Computer science can’t keep being taught as just coding, and we should focus on other areas of computer science like operating systems, memory and data management, history and ethics and programming languages. Orgs focussing on young children should use Critically Conscious Computing as a basis for developing a curriculum.
We can’t forget that computer science is also math; it’s basically applied math, so we should also teach computer science in a similar way that math is taught. This would be the job for universities. Once younger students learn more about the history of computer science, learning the math behind computer science like recursion, graphs, operating systems, compilers, and more will allow them to make connections in what they learned when they were younger. I think the university curriculum at UBC is pretty good, but I am not qualified at all to judge that. This would have been the path to computer science I wished to take. Essentially, teach computer science like science to younger children, and then teach computer science like math to older children.
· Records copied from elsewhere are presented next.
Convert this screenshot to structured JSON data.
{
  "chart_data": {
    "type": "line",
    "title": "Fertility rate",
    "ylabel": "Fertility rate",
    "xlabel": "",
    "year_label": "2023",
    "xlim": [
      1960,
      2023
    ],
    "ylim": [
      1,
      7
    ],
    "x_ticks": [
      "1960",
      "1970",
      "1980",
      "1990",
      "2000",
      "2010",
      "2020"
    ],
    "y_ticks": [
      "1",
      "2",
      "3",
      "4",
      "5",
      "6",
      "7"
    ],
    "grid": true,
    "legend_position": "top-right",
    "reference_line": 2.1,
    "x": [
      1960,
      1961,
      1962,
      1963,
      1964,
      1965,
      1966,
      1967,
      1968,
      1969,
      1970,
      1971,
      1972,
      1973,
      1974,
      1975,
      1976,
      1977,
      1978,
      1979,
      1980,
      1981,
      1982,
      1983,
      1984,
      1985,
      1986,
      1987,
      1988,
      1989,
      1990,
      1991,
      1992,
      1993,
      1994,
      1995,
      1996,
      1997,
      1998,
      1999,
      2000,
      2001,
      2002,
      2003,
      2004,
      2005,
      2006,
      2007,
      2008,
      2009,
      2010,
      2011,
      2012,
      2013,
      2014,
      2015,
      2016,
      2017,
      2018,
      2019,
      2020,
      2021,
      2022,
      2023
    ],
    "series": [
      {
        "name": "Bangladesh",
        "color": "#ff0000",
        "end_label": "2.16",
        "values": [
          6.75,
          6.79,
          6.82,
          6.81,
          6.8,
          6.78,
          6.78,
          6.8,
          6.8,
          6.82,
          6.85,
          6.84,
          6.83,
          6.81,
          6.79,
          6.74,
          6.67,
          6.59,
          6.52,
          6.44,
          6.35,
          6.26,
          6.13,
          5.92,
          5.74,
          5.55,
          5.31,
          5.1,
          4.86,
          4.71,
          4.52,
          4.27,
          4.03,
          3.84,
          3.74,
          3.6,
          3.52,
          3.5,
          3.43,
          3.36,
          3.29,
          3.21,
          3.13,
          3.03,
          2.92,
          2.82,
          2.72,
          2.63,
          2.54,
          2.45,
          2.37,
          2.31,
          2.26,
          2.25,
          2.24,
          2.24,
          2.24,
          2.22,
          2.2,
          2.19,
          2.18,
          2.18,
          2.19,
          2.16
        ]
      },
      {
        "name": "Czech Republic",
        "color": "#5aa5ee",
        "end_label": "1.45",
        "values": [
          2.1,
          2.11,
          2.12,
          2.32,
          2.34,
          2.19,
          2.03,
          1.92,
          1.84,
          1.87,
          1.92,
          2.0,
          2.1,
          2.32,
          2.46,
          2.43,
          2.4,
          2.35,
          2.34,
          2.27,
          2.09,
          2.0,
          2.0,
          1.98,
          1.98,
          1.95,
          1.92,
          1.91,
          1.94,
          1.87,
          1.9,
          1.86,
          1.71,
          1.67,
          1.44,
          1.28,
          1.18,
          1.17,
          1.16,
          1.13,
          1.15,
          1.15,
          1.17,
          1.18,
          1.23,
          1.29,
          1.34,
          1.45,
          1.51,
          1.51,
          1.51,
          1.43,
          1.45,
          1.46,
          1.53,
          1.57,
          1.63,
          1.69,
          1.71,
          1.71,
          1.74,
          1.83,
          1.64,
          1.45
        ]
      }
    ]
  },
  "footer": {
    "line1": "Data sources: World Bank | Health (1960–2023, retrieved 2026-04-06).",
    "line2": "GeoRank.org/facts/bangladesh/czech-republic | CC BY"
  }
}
Boot camps should seek with university professors and industry folks to deliver a condensed but in depth curriculum over a longer span of time. You simply can’t learn computer science or coding in 2 weeks, or even 2 months. UBC’s BCS[12] program is a great program for folks who already have a degree (that’s not in computer science) looking to enter software development, as this 2 year program cuts out all the annoying breadth courses (like first year English) a regular university student would take, while making sure core courses like Algorithm Design and Analysis[13] and Computer Hardware and Operating Systems[14] are included. The program is also at a comparative or even cheaper price than most boot camps, and offer a much higher quality of education.
If boot camps want to be the cheaper and quicker alternative to university, or if organizations want to educate young people on computer science, they must commit to delivering a well rounded education in computer science, that includes theory and vocational skills, or they are simply exploiting people for their own gain.